Ce manque d’infrastructures entraîne la destruction de l’écosystème lacustre des eaux congolaises, la destruction des berges, les maternités des poissons. On parle en fait de « frayères », ce sont les côtes où les poissons pondent les œufs. Et, comme on ne fait usage que des petits filets, ils ramassent ainsi les alevins qui ne sont encore que des bébés attendant de croire pour rejoindre les eaux profondes. Ainsi, quand les alevins sont péchés, la carence des poissons dans les prochains jours est inévitable !

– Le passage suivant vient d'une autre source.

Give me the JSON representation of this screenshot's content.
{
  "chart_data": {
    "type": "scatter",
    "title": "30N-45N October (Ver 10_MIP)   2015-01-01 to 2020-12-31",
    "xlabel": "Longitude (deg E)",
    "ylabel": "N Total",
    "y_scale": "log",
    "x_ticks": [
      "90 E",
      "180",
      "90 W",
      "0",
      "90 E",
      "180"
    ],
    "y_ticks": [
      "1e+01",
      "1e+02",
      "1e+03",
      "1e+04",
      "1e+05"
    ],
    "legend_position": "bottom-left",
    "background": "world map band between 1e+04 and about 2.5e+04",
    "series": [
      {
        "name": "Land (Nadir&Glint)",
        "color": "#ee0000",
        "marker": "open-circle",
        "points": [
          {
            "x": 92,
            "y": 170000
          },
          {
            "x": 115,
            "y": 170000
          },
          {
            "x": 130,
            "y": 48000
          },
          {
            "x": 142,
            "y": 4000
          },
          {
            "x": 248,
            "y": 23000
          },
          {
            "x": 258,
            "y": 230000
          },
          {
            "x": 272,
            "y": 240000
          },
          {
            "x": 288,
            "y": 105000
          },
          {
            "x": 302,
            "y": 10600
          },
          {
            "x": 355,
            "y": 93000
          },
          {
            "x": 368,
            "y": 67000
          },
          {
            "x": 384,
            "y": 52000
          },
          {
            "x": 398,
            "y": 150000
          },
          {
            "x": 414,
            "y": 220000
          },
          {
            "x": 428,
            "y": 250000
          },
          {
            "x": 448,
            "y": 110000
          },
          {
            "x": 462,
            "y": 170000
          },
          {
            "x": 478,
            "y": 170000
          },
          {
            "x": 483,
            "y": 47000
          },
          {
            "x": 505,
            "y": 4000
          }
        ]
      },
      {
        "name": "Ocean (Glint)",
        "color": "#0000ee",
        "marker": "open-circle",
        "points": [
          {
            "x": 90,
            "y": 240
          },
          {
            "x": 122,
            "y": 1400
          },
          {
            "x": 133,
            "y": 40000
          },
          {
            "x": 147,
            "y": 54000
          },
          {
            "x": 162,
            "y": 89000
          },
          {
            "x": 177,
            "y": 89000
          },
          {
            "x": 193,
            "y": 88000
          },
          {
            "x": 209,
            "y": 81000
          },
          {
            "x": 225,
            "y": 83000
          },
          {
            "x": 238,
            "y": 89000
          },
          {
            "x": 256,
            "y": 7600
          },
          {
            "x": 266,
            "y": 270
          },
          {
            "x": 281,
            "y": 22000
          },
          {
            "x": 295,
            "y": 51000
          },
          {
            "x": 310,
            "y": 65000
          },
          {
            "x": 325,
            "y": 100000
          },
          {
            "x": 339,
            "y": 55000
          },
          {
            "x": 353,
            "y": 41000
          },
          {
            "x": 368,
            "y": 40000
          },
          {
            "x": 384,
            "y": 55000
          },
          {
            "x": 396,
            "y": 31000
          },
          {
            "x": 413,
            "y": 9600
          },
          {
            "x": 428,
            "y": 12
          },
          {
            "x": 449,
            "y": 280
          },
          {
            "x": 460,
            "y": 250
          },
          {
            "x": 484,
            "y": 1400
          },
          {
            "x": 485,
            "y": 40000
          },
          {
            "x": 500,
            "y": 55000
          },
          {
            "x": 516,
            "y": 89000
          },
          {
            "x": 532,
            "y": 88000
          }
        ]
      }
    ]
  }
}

En cela s’ajoute le non-respect des normes. Puisque de nombreux citadins n’ont pas les moyens de payer les gros poissons (frais, séchés ou boucanés), les pécheurs trouvent qu’ils peuvent se contenter des fretins. Ainsi, pour capturer le plus d’alevins possibles, il  suffit d’utiliser les filets qui ne respectent pas les normes. La moustiquaire devient un outil providentiel par excellence. Elle ne coûte rien du moment qu’elle est offerte gratuitement par les ONG et les Hôpitaux. Par ricochet, le matériel qui était censé protéger la famille contre les piqûres des moustiques afin de combattre l’infanticide malaria devient un outil d’infanticide piscicole. D’un coup, deux meurtres.

Non-respect des normes égale baisse de production

Dans un entretien paru dans le 413e numéro du magazine « Afrique Agriculture »  en 2016, le représentant des pêcheurs de l’enclave de pêche de Kyavinyonge, coincé entre le merveilleux Parc des Virunga et le majestueux Lac Edward, dénonçait ce non-respect des normes de pêche qui a fait chuter la production de 4500 kg à 1500 kg. C’est le résultat de l’usage de filets prohibés, de la destruction des écosystèmes lacustres et du fait qu’il existe plus de 3000 pirogues de pêches alors que les normes exigent 700 seulement pour une pêcherie comme Kyavinyonge.

La conséquence directe est la rareté des poissons dans les eaux congolaises. Pas étonnant qu’il y ait des frictions diplomatiques avec les pays voisins dont les gardes côtes surprennent, de temps à temps, les pêcheurs congolais dans leurs eaux puisque ne pouvant pêcher que sur les côtes.

Dépotoir

Ce qui concourt au fait que les villes congolaises sont devenues des débouchés pour des nations qui ont su investir dans la pisciculture. Ce n’est pas que les poissons manquent vraiment. C’est plutôt que l’on n’arrive pas à les atteindre dans les fonds des mers et que l’on se contente donc de tuer des bébés dans les maternités. Car ce manque d’infrastructures adéquates ne permet pas d’atteindre les poissons au fond des mers.

Des questions qui doivent revenir sur la table des gouvernants congolais. L’alimentaire est la base de tout développement d’une nation. Toutes les nations qui ont émergé ont suivi ce schéma. Car, à comprendre Maslow, ce n’est qu’un ventre plein qui sait réfléchir sur la réalisation de soi.